Tyrrell se encogió de hombros.

—Había huellas en la playa. Imagino que habían enviado botes a la orilla para aprovisionarse de agua fresca, pero no vi rastro de prisioneros.

—Entonces podría suceder que los soldados perdidos aún se encuentren desaparecidos —Bolitho miró al coronel—. Si el viento se recrudece apuesto a que la fragata levará anclas. No se arriesgará a avanzar de noche, de modo que estamos a salvo aquí hasta el amanecer. Después de eso… —no necesitó explicarse más.

—El esquife nos hace señales, señor —avisó Heyward.

Todos se volvieron y atisbaron entre las sombras de la playa, mientras los remos volvían a la vida y el esquife partía hacia al orilla. Una figura solitaria agitaba su mosquete hacia Bethune. Era uno de los exploradores de Foley.

—¡Debo marchar a la orilla ahora mismo! —Foley dio un puñetazo y corrió hacia el portalón—. ¡Han encontrado al general!

Bolitho corrió tras él, y, con Stockdale pisándole los talones, corrió hacia la yola que les aguardaba. Cuando la yola encalló, Bolitho saltó por la borda y vadeó las últimas yardas a través del agua clara, y por un momento fue consciente de que era la primera vez que pisaba tierra en los últimos meses, salvo por unos momentos en Antigua. Permaneció bajo un árbol mientras Foley interrogaba al explorador; sabía que el hombre se sentiría confuso ante la presencia de ambos.
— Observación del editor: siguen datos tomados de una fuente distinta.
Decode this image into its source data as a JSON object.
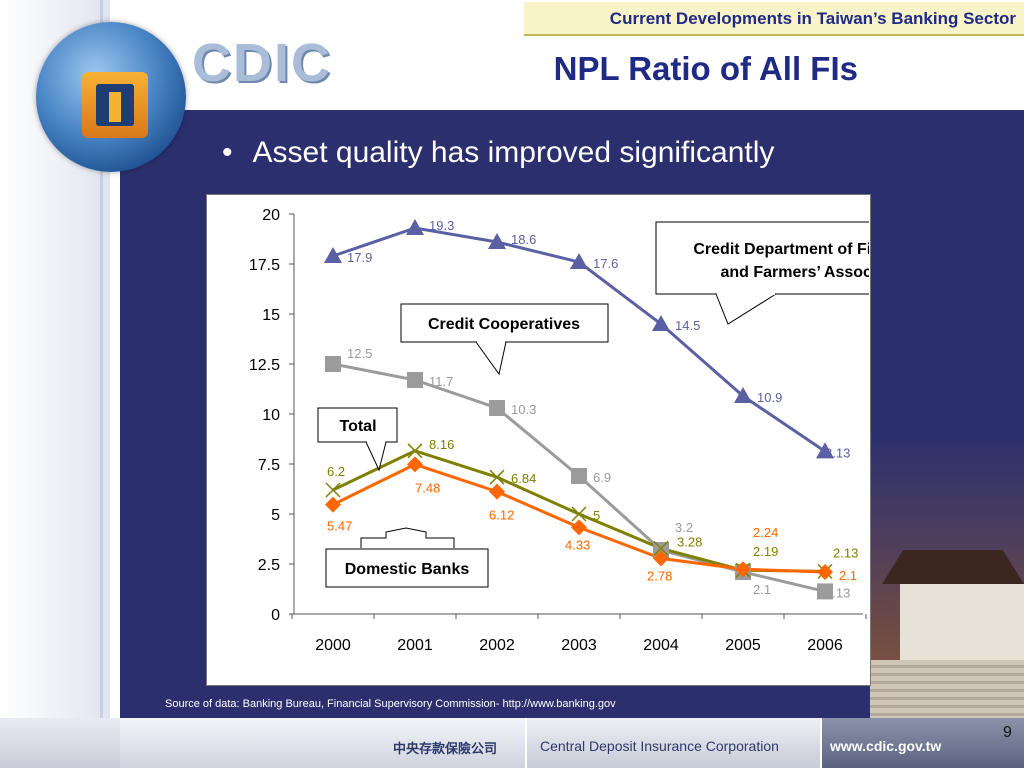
{
  "header": {
    "tag": "Current Developments in Taiwan’s Banking Sector"
  },
  "logo": {
    "text": "CDIC"
  },
  "slide": {
    "title": "NPL Ratio of All FIs",
    "bullet": "Asset quality has improved significantly",
    "source": "Source of data: Banking Bureau, Financial Supervisory Commission-  http://www.banking.gov",
    "page_number": "9"
  },
  "footer": {
    "chinese_name": "中央存款保險公司",
    "corporation": "Central Deposit Insurance Corporation",
    "website": "www.cdic.gov.tw"
  },
  "chart_data": {
    "type": "line",
    "x": [
      "2000",
      "2001",
      "2002",
      "2003",
      "2004",
      "2005",
      "2006"
    ],
    "ylim": [
      0,
      20
    ],
    "yticks": [
      "0",
      "2.5",
      "5",
      "7.5",
      "10",
      "12.5",
      "15",
      "17.5",
      "20"
    ],
    "grid": false,
    "series": [
      {
        "name": "Credit Department of Fishermen’s and Farmers’ Associations",
        "color": "#5b5fa3",
        "marker": "triangle",
        "values": [
          17.9,
          19.3,
          18.6,
          17.6,
          14.5,
          10.9,
          8.13
        ],
        "labels": [
          "17.9",
          "19.3",
          "18.6",
          "17.6",
          "14.5",
          "10.9",
          "8.13"
        ]
      },
      {
        "name": "Credit Cooperatives",
        "color": "#9b9b9b",
        "marker": "square",
        "values": [
          12.5,
          11.7,
          10.3,
          6.9,
          3.2,
          2.1,
          1.13
        ],
        "labels": [
          "12.5",
          "11.7",
          "10.3",
          "6.9",
          "3.2",
          "2.1",
          "1.13"
        ]
      },
      {
        "name": "Total",
        "color": "#808000",
        "marker": "x",
        "values": [
          6.2,
          8.16,
          6.84,
          5,
          3.28,
          2.19,
          2.13
        ],
        "labels": [
          "6.2",
          "8.16",
          "6.84",
          "5",
          "3.28",
          "2.19",
          "2.13"
        ]
      },
      {
        "name": "Domestic Banks",
        "color": "#ff6600",
        "marker": "diamond",
        "values": [
          5.47,
          7.48,
          6.12,
          4.33,
          2.78,
          2.24,
          2.1
        ],
        "labels": [
          "5.47",
          "7.48",
          "6.12",
          "4.33",
          "2.78",
          "2.24",
          "2.1"
        ]
      }
    ],
    "callouts": {
      "fishermen": [
        "Credit Department of Fishermen’s",
        "and Farmers’ Associations"
      ],
      "cooperatives": "Credit Cooperatives",
      "total": "Total",
      "domestic": "Domestic Banks"
    }
  }
}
Foley caminó hacia él, y sus botas crujieron en la arena.

—Lo han encontrado —señaló hacia la muralla de árboles—. El primer grupo llegará en una hora.

—¿El primer grupo? —Bolitho notó la desesperación en los ojos de Foley.

—El general viene con mis exploradores y con todos los hombres sanos —aspiró aire profundamente—, pero hay unos sesenta enfermos y heridos que le siguen a menor velocidad. Llevan días avanzando. Les tendieron una emboscada en un barranco anteayer por la noche, pero rechazaron la ofensiva. El general dice que eran franceses.